An overwhelming sense of relief washed over me. I was scared and afraid to admit it. Not afraid of getting on the train, but getting off of the train. Jumping off of a moving train was not something I even remotely wanted to attempt.
We made the long trek back to the frogs, failures as hobos. What seemed like miles of track was most likely a few hundred yards. Back at the site, the frogs were gone, containers smashed. Shocked and perplexed, we three boys stood there silent, speechless, and dumbfounded. Who would do such a thing? Who would ruin the perfect afternoon? It was such flapdoodle that we struggled to comprehend what might have transpired during the short time that we chased the train. One frog remained in my plastic milk container, smashed and bloodied. A sad and truculent act.
I watched Keith’s eyes as he spied a figure emerging from the tree line. A boy, much older than the three of us, carrying a hunter’s bow with bladed arrow. This older boy told us that he was looking for some “white dudes” that assaulted his father. I couldn’t help but wonder if this would-be hunter of white dudes was not himself the capricious, frog-murdering bastard that ruined my afternoon. But Tony and Keith were enchanted by the bow and arrow and did not share my suspicion. They had never seen and hunter’s bow and arrow up close. Neither had I for that matter.

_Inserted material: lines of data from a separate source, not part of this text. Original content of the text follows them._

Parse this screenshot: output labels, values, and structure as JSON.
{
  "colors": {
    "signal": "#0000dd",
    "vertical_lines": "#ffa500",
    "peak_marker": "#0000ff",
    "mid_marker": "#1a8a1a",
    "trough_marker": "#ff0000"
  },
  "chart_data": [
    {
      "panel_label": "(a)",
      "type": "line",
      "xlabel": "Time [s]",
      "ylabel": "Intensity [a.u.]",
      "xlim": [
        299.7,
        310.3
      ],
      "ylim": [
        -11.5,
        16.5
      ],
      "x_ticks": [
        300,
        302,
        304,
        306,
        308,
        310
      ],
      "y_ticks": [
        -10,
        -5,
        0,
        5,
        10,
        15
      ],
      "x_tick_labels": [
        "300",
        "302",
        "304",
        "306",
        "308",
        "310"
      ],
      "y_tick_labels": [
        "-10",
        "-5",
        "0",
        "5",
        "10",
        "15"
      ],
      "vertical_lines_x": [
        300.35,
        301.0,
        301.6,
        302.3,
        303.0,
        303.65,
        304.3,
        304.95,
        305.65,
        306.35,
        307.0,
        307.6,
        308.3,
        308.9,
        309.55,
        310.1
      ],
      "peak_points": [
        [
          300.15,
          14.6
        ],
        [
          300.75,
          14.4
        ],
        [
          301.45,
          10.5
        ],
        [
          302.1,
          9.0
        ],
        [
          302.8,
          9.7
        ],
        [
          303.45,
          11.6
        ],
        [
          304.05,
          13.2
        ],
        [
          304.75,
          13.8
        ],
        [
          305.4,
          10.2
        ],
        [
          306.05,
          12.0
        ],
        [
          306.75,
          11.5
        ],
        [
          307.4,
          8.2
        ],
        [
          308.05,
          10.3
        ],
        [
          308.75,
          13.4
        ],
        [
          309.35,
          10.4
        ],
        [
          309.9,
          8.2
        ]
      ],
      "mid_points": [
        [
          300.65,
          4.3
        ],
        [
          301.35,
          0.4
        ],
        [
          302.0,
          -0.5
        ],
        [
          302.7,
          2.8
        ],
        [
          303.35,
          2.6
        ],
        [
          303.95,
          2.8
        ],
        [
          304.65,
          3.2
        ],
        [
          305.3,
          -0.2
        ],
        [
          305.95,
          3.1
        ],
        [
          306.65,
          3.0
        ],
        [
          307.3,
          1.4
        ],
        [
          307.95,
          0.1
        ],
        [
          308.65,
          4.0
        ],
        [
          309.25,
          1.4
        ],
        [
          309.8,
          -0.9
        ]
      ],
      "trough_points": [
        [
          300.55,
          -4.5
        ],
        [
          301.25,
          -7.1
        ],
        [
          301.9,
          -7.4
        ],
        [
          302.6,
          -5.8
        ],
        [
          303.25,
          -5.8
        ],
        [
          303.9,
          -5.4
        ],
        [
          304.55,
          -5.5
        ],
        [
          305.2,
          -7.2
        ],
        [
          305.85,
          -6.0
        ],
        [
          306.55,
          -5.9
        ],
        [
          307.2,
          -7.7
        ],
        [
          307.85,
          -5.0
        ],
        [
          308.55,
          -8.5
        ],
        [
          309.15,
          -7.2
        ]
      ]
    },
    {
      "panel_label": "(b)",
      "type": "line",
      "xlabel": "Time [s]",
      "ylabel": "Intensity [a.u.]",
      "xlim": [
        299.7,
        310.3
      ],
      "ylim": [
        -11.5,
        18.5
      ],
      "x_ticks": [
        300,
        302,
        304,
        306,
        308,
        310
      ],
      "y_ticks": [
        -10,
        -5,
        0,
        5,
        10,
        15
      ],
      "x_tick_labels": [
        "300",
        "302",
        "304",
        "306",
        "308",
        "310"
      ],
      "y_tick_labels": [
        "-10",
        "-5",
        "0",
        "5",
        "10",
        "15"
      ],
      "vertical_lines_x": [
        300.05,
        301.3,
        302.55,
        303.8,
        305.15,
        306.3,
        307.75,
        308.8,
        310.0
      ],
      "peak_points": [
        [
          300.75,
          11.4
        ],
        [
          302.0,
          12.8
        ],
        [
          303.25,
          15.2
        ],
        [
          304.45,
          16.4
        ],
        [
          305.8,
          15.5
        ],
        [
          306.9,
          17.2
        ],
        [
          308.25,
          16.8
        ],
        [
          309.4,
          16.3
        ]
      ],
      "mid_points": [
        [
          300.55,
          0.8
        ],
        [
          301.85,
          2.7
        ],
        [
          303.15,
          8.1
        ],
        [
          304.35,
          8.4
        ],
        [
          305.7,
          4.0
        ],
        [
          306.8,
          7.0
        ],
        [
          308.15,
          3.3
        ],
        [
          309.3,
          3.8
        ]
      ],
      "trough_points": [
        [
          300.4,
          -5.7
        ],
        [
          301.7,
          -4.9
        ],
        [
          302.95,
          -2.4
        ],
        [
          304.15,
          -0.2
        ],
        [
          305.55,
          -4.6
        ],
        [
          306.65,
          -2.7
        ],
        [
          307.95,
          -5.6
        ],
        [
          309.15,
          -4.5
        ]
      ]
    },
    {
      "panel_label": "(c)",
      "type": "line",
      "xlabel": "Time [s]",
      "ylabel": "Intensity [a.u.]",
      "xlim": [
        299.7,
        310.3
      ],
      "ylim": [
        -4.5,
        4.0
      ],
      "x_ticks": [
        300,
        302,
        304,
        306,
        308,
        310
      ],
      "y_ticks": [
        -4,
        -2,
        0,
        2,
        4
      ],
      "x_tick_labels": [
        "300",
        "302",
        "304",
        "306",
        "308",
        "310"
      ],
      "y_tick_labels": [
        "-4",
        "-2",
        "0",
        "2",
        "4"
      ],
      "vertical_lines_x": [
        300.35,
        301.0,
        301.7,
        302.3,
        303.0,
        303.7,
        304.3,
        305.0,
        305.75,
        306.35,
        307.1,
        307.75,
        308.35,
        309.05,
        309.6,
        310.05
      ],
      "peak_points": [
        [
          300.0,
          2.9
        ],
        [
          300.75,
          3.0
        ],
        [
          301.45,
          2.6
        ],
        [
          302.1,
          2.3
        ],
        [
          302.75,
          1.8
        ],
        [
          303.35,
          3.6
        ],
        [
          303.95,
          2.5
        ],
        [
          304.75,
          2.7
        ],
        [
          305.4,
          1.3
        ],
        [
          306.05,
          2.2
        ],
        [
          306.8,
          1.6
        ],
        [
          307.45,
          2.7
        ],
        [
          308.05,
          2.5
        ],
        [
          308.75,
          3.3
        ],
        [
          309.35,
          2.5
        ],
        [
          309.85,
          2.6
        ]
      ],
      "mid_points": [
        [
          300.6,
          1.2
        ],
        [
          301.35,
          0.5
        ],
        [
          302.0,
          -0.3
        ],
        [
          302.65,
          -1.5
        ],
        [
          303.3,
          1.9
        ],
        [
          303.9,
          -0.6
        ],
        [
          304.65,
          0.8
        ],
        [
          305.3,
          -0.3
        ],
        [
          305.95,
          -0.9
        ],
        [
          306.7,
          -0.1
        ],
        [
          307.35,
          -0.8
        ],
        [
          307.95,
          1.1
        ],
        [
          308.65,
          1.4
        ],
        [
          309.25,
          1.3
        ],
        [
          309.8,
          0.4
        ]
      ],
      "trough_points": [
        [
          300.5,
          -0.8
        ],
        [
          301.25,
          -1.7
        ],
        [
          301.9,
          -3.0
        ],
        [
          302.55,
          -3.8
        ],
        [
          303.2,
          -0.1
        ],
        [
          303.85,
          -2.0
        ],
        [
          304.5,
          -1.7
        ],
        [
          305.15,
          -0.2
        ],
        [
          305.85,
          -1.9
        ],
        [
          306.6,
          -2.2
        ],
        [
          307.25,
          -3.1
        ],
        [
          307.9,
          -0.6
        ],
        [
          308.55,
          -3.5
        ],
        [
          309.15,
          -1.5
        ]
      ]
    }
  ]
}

“How far can that thing go?”, Keith chimed. “Really far”, answered the stranger. Now he had my interest and attention. “Let me see”, I added. “Shoot it up”, I pointed to the sky. The stranger, bow in left hand, motioned with his right, gesticulating that we give some clearance. He pointed the bow upward, pulled the string back to his ear, and loosed the arrow. It flew straight up, climbing until it was out of sight. We three boys stood, planted in the gravel, mouths wide open and eyes bulging out of our heads. The stranger’s faced turned from a look of accomplishment to having a real “oh shit” moment. “Run!”, the stranger yelled.
Without knowing the intricacies and particulars of the laws of gravity, even we three boys knew that what goes up, must come down. We scrambled. Nervous laughter echoed and gravel flew as we made our way to the tree line. My foot slipped and I landed on one knee. With a thud, the arrow landed in my back. Lodged into my right scapula.

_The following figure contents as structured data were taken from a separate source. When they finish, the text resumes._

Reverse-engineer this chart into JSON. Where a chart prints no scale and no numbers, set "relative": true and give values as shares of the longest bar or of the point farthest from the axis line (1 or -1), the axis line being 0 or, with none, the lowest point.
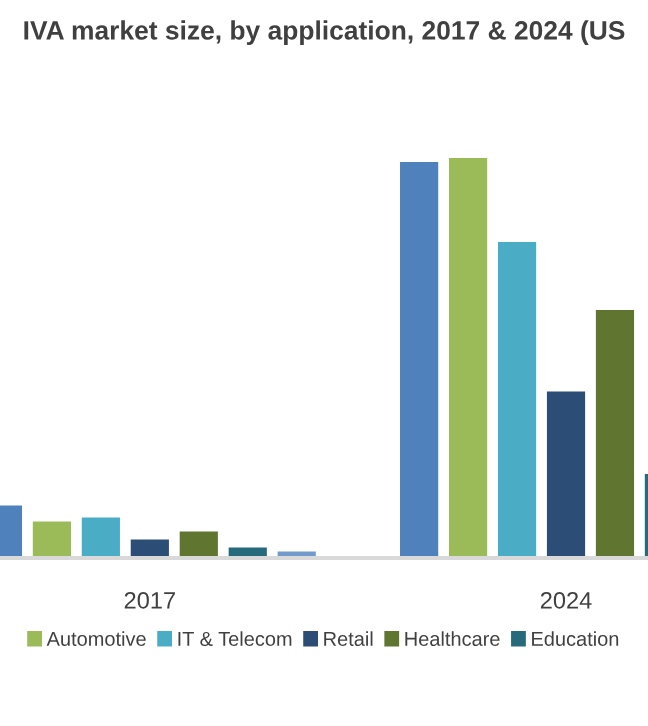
{
  "chart_data": {
    "type": "bar",
    "title": "IVA market size, by application, 2017 & 2024 (US",
    "categories": [
      "2017",
      "2024"
    ],
    "relative": true,
    "legend": "bottom",
    "grid": false,
    "series": [
      {
        "color": "#4f81bd",
        "values": [
          0.131,
          0.99
        ]
      },
      {
        "name": "Automotive",
        "color": "#9bbb59",
        "values": [
          0.091,
          1
        ]
      },
      {
        "name": "IT & Telecom",
        "color": "#4bacc6",
        "values": [
          0.101,
          0.79
        ]
      },
      {
        "name": "Retail",
        "color": "#2c4d75",
        "values": [
          0.046,
          0.416
        ]
      },
      {
        "name": "Healthcare",
        "color": "#5f7530",
        "values": [
          0.066,
          0.62
        ]
      },
      {
        "name": "Education",
        "color": "#276a7c",
        "values": [
          0.026,
          0.21
        ]
      },
      {
        "color": "#729aca",
        "values": [
          0.016,
          null
        ]
      }
    ]
  }
}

I don’t know what was worse, the pain or the shock of being shot. Given all the wide open space, what were the odds that a single arrow shot into the air would find its way through my flesh and into bone? I fell face down in the gravel, arrow shaft sticking out of my back. Cowboys and Indians for real. The stranger panicked. He grabbed hold of the arrow with one hand and placed the other hand on my left shoulder. He yanked. He shouldn’t have done that. Every western movie you have ever seen said don’t yank the arrow. But he yanked. And he ran. I stood. And I bled.
Gash in the back and bleeding profusely I, with my friends, started the long trek back to Seabury Rd. The energy drained from me with every step. The sun grew hotter and my tank top began to stick to my skin as the blood coagulated. The boys were concerned but none of us had any idea how serious the situation had become.